躺狗:喂!前面那老頭....別做白日春夢了行不?快來給我按摩!!!!!

屁狗:對阿!!!!我的白又嫩的屁屁可沒辦法為你等!!!快點來給我按!!!!!我今晚還要用~

站狗:犬神阿~為蝦咪......你要這樣地殘虐我這可愛純潔的心靈.....害我的臉都被屎抹黑了.....

犬神(來自天):誰叫你把我的女友!!!!!!不知好歹!!!!!也要有分寸!!!!!!!!害她.......甩了偶.....
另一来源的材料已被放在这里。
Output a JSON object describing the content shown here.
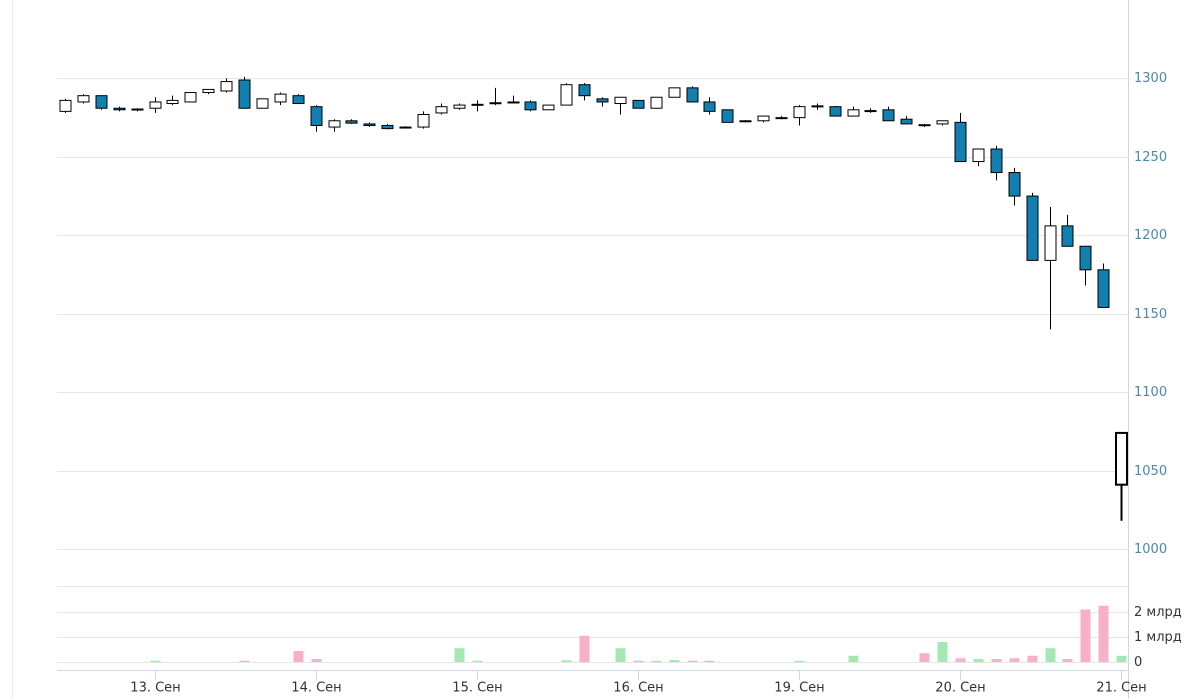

屁狗(上前說):哇!!!兄弟你連犬神的馬子都把厲害喔!!!!((拍站狗的肩

站狗:還好啦~一天就把到了~沒什麼

躺狗:原來犬神叫我們虐待站狗 就為這無聊事....只是把妹技術比不過站狗......((眼睛直瞪著犬神

犬神(犬神見情勢不利 態度360度大轉變):嗚嗚~你們都欺負我......人家最討厭了------我要跟你們切!切!切!((就此犬神淚奔而去

三(站.屁.躺)犬想:這神有毛病嗎???





(((以上是亂掰的無厘頭情節....

----------


## fwiflof

前方：額.....這閃光燈開太大啦......
左後：不要再閃了！我要睡覺....
右後：還好我閃的快！！

=========

這次的題目有點難啊....

----------


## 幻之靈

前方: 這樣子美不美~~ @3@(台語+很酥麻的大嬸音)

左後: (因看到閃光(美麗大嬸?)而倒地致死)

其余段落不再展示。